Consumer incomes ‘a third too low’

Working families need their incomes to be a third larger than they actually are to achieve a decent standard of living, according to a new report.

Working families need their incomes to be a third larger than they actually are to achieve a decent standard of living, according to a new report.

Research by the Joseph Rowntree Foundation has concluded that the typical couple with two children needs £36,800 a year to make needs meet, £5,000 more than in 2008. For single people the figure is £16,400 and a lone parent £23,900. This is described as the Minimum Income Standard (MIS).

According to the study, a quarter of the UK population live below the MIS – three million more than in 2008.

Large cost increases facing families include not just general inflation in areas such as petrol and domestic fuel, but also some areas specifically affecting households with children, like childcare costs, which have risen by a third in the past four years.

In addition to this, cuts to child tax credits have lowered incomes and increased public transport costs have also had a negative impact.

Chief executive of the foundation Julia Unwin said: "Families have a monumental task trying to earn enough to get by. Parents facing low wages and pressure on their working time have little prospect of finding the extra money they need to meet growing household expenses."

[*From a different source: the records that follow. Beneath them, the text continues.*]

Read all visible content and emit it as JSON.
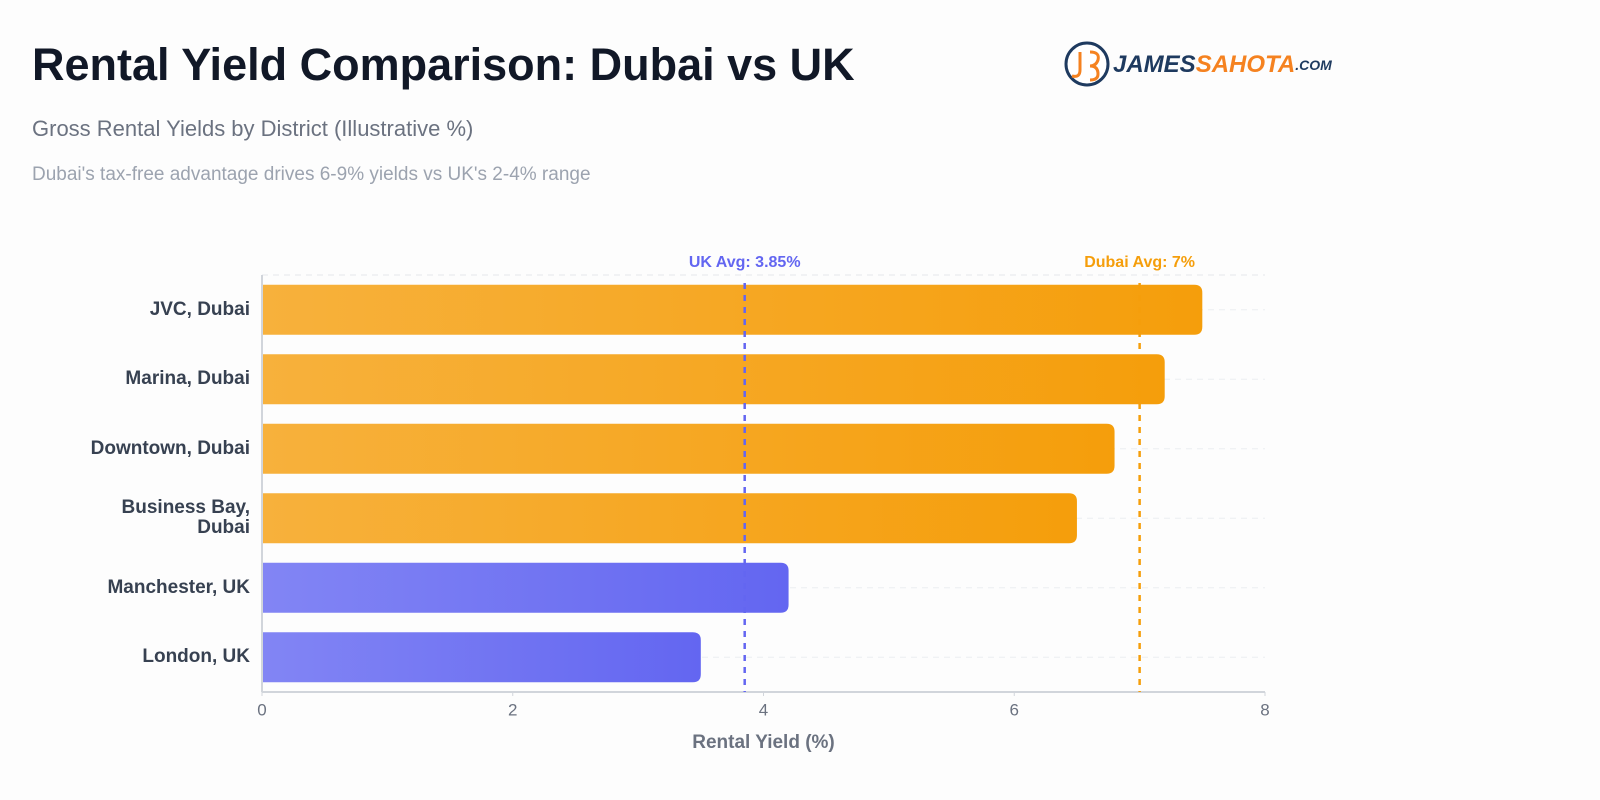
{
  "chart_data": {
    "type": "bar",
    "orientation": "horizontal",
    "title": "Rental Yield Comparison: Dubai vs UK",
    "subtitle": "Gross Rental Yields by District (Illustrative %)",
    "note": "Dubai's tax-free advantage drives 6-9% yields vs UK's 2-4% range",
    "logo": [
      "JAMES",
      "SAHOTA",
      ".COM"
    ],
    "categories": [
      "JVC, Dubai",
      "Marina, Dubai",
      "Downtown, Dubai",
      "Business Bay, Dubai",
      "Manchester, UK",
      "London, UK"
    ],
    "values": [
      7.5,
      7.2,
      6.8,
      6.5,
      4.2,
      3.5
    ],
    "colors": [
      "#f59e0b",
      "#f59e0b",
      "#f59e0b",
      "#f59e0b",
      "#6366f1",
      "#6366f1"
    ],
    "xlabel": "Rental Yield (%)",
    "xlim": [
      0,
      8
    ],
    "xticks": [
      0,
      2,
      4,
      6,
      8
    ],
    "reference_lines": [
      {
        "label": "UK Avg: 3.85%",
        "value": 3.85,
        "color": "#6366f1"
      },
      {
        "label": "Dubai Avg: 7%",
        "value": 7,
        "color": "#f59e0b"
      }
    ]
  }
}
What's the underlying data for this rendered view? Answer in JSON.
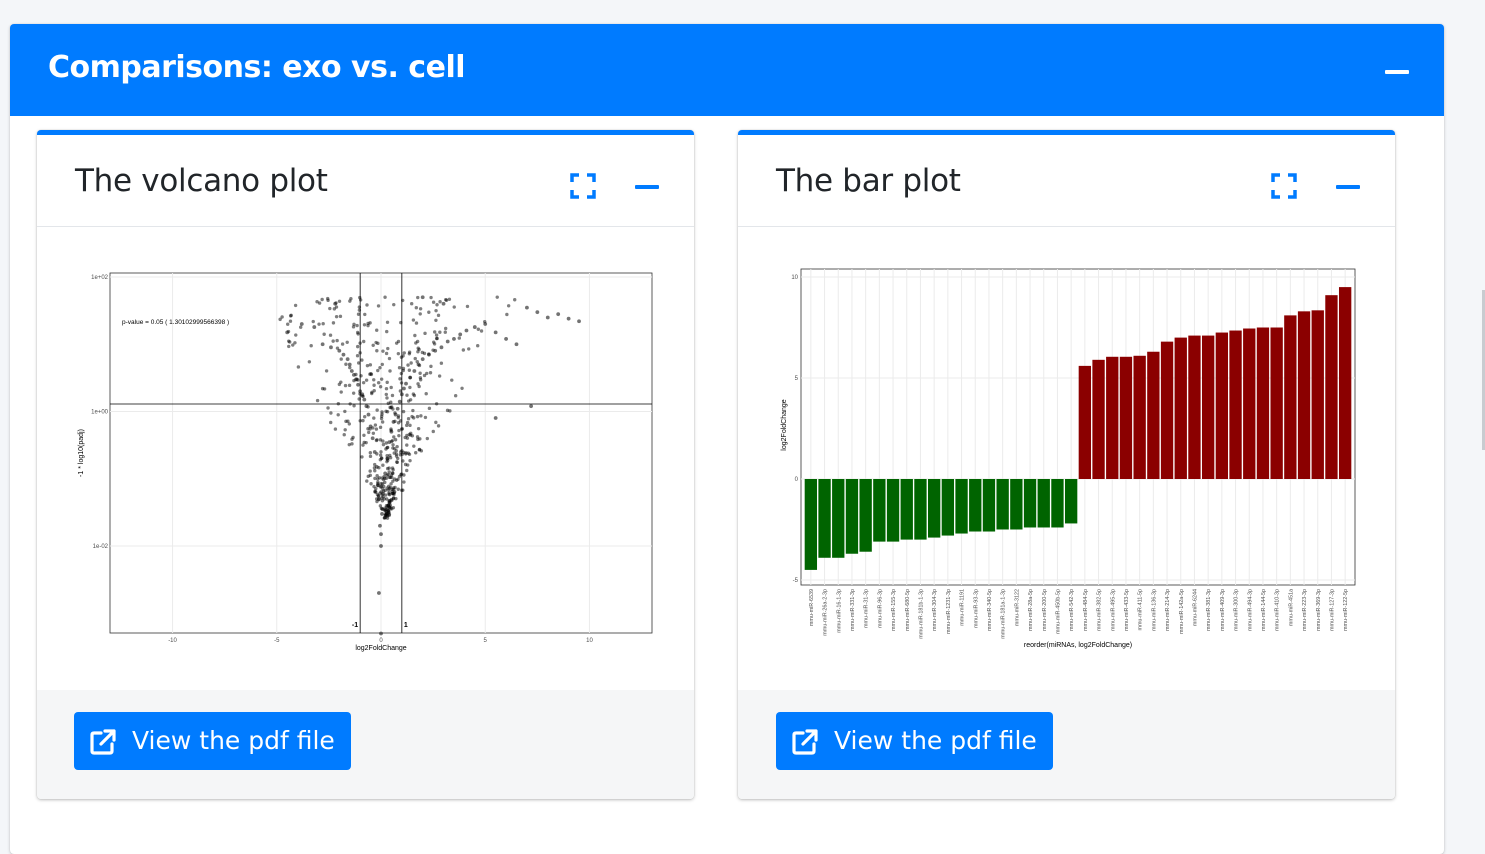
{
  "section": {
    "title": "Comparisons: exo vs. cell"
  },
  "volcano_card": {
    "title": "The volcano plot",
    "button_label": "View the pdf file"
  },
  "bar_card": {
    "title": "The bar plot",
    "button_label": "View the pdf file"
  },
  "icons": {
    "expand": "expand-icon",
    "collapse": "minus-icon",
    "external": "external-link-icon"
  },
  "colors": {
    "primary": "#007bff",
    "up": "#8b0000",
    "down": "#006400"
  },
  "chart_data": [
    {
      "type": "scatter",
      "title": "",
      "xlabel": "log2FoldChange",
      "ylabel": "-1 * log10(padj)",
      "xlim": [
        -13,
        13
      ],
      "y_ticks": [
        "1e+02",
        "1e+00",
        "1e-02"
      ],
      "x_ticks": [
        "-10",
        "-5",
        "0",
        "5",
        "10"
      ],
      "vlines": [
        -1,
        1
      ],
      "vline_labels": [
        "-1",
        "1"
      ],
      "hline_label": "p-value = 0.05 ( 1.30102999566398 )",
      "hline_value": 1.30103,
      "points": [
        {
          "x": -4.5,
          "y": 15
        },
        {
          "x": -3.8,
          "y": 20
        },
        {
          "x": -3.2,
          "y": 18
        },
        {
          "x": -2.2,
          "y": 40
        },
        {
          "x": -2.8,
          "y": 10
        },
        {
          "x": -2.4,
          "y": 9
        },
        {
          "x": -2.0,
          "y": 8
        },
        {
          "x": -1.8,
          "y": 7
        },
        {
          "x": -1.6,
          "y": 6
        },
        {
          "x": -1.5,
          "y": 5
        },
        {
          "x": -1.4,
          "y": 4
        },
        {
          "x": -1.3,
          "y": 3.5
        },
        {
          "x": -1.2,
          "y": 3
        },
        {
          "x": -1.1,
          "y": 2.5
        },
        {
          "x": -1.0,
          "y": 2
        },
        {
          "x": -0.9,
          "y": 1.8
        },
        {
          "x": -0.8,
          "y": 1.5
        },
        {
          "x": -0.7,
          "y": 1.2
        },
        {
          "x": -0.6,
          "y": 0.9
        },
        {
          "x": -0.5,
          "y": 0.6
        },
        {
          "x": -0.4,
          "y": 0.4
        },
        {
          "x": -0.3,
          "y": 0.25
        },
        {
          "x": -0.2,
          "y": 0.15
        },
        {
          "x": -0.15,
          "y": 0.08
        },
        {
          "x": -0.1,
          "y": 0.05
        },
        {
          "x": -0.05,
          "y": 0.02
        },
        {
          "x": 0.0,
          "y": 0.015
        },
        {
          "x": 0.0,
          "y": 0.01
        },
        {
          "x": 0.05,
          "y": 0.03
        },
        {
          "x": 0.1,
          "y": 0.06
        },
        {
          "x": 0.2,
          "y": 0.12
        },
        {
          "x": 0.3,
          "y": 0.2
        },
        {
          "x": 0.4,
          "y": 0.35
        },
        {
          "x": 0.5,
          "y": 0.5
        },
        {
          "x": 0.6,
          "y": 0.7
        },
        {
          "x": 0.7,
          "y": 0.9
        },
        {
          "x": 0.8,
          "y": 1.1
        },
        {
          "x": 0.9,
          "y": 1.4
        },
        {
          "x": 1.0,
          "y": 1.8
        },
        {
          "x": 1.1,
          "y": 2.2
        },
        {
          "x": 1.2,
          "y": 2.6
        },
        {
          "x": 1.4,
          "y": 3.2
        },
        {
          "x": 1.6,
          "y": 4
        },
        {
          "x": 1.8,
          "y": 5
        },
        {
          "x": 2.0,
          "y": 6
        },
        {
          "x": 2.3,
          "y": 7
        },
        {
          "x": 2.6,
          "y": 8
        },
        {
          "x": 2.9,
          "y": 9
        },
        {
          "x": 3.2,
          "y": 11
        },
        {
          "x": 3.5,
          "y": 12
        },
        {
          "x": 3.8,
          "y": 14
        },
        {
          "x": 4.1,
          "y": 16
        },
        {
          "x": 4.5,
          "y": 18
        },
        {
          "x": 5.0,
          "y": 20
        },
        {
          "x": 5.5,
          "y": 15
        },
        {
          "x": 6.0,
          "y": 12
        },
        {
          "x": 6.5,
          "y": 10
        },
        {
          "x": 7.0,
          "y": 35
        },
        {
          "x": 7.5,
          "y": 30
        },
        {
          "x": 8.0,
          "y": 25
        },
        {
          "x": 8.5,
          "y": 28
        },
        {
          "x": 9.0,
          "y": 24
        },
        {
          "x": 9.5,
          "y": 22
        },
        {
          "x": 5.5,
          "y": 0.8
        },
        {
          "x": 7.2,
          "y": 1.2
        },
        {
          "x": 2.0,
          "y": 50
        },
        {
          "x": 3.0,
          "y": 40
        },
        {
          "x": -0.1,
          "y": 0.002
        },
        {
          "x": 0.0,
          "y": 0.0005
        }
      ]
    },
    {
      "type": "bar",
      "title": "",
      "xlabel": "reorder(miRNAs, log2FoldChange)",
      "ylabel": "log2FoldChange",
      "ylim": [
        -5,
        10
      ],
      "y_ticks": [
        "-5",
        "0",
        "5",
        "10"
      ],
      "categories": [
        "mmu-miR-6539",
        "mmu-miR-26a-2-3p",
        "mmu-miR-16-1-3p",
        "mmu-miR-331-3p",
        "mmu-miR-31-3p",
        "mmu-miR-96-3p",
        "mmu-miR-155-3p",
        "mmu-miR-680-5p",
        "mmu-miR-181b-1-3p",
        "mmu-miR-304-3p",
        "mmu-miR-1231-3p",
        "mmu-miR-1191",
        "mmu-miR-93-3p",
        "mmu-miR-340-5p",
        "mmu-miR-181a-1-3p",
        "mmu-miR-3122",
        "mmu-miR-28a-5p",
        "mmu-miR-200-5p",
        "mmu-miR-450b-5p",
        "mmu-miR-542-3p",
        "mmu-miR-484-5p",
        "mmu-miR-382-5p",
        "mmu-miR-495-3p",
        "mmu-miR-433-5p",
        "mmu-miR-411-5p",
        "mmu-miR-136-3p",
        "mmu-miR-214-3p",
        "mmu-miR-142a-5p",
        "mmu-miR-6244",
        "mmu-miR-381-3p",
        "mmu-miR-409-3p",
        "mmu-miR-300-3p",
        "mmu-miR-494-3p",
        "mmu-miR-144-5p",
        "mmu-miR-410-3p",
        "mmu-miR-451a",
        "mmu-miR-223-3p",
        "mmu-miR-369-3p",
        "mmu-miR-127-3p",
        "mmu-miR-122-5p"
      ],
      "values": [
        -4.5,
        -3.9,
        -3.9,
        -3.7,
        -3.6,
        -3.1,
        -3.1,
        -3.0,
        -3.0,
        -2.9,
        -2.8,
        -2.7,
        -2.6,
        -2.6,
        -2.5,
        -2.5,
        -2.4,
        -2.4,
        -2.4,
        -2.2,
        5.6,
        5.9,
        6.05,
        6.05,
        6.1,
        6.3,
        6.8,
        7.0,
        7.1,
        7.1,
        7.25,
        7.35,
        7.45,
        7.5,
        7.5,
        8.1,
        8.3,
        8.35,
        9.1,
        9.5
      ]
    }
  ]
}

And the organisation's programme manager for poverty Chris Goulden said: "The National Minimum Wage combined with in-work benefits leave families well short of reaching this [minimum] standard."

Families on incomes below what they need to make ends meet may find they struggle badly to pay off any debts they may have accumulated, with this likely to have grown as the economy has struggled and inflation has persisted.

Reflecting on the report, chief executive at Family Action Helen Dent said reaching the MIS is likely to become "an impossible dream for many families" as the recession continues and austerity cuts take their toll.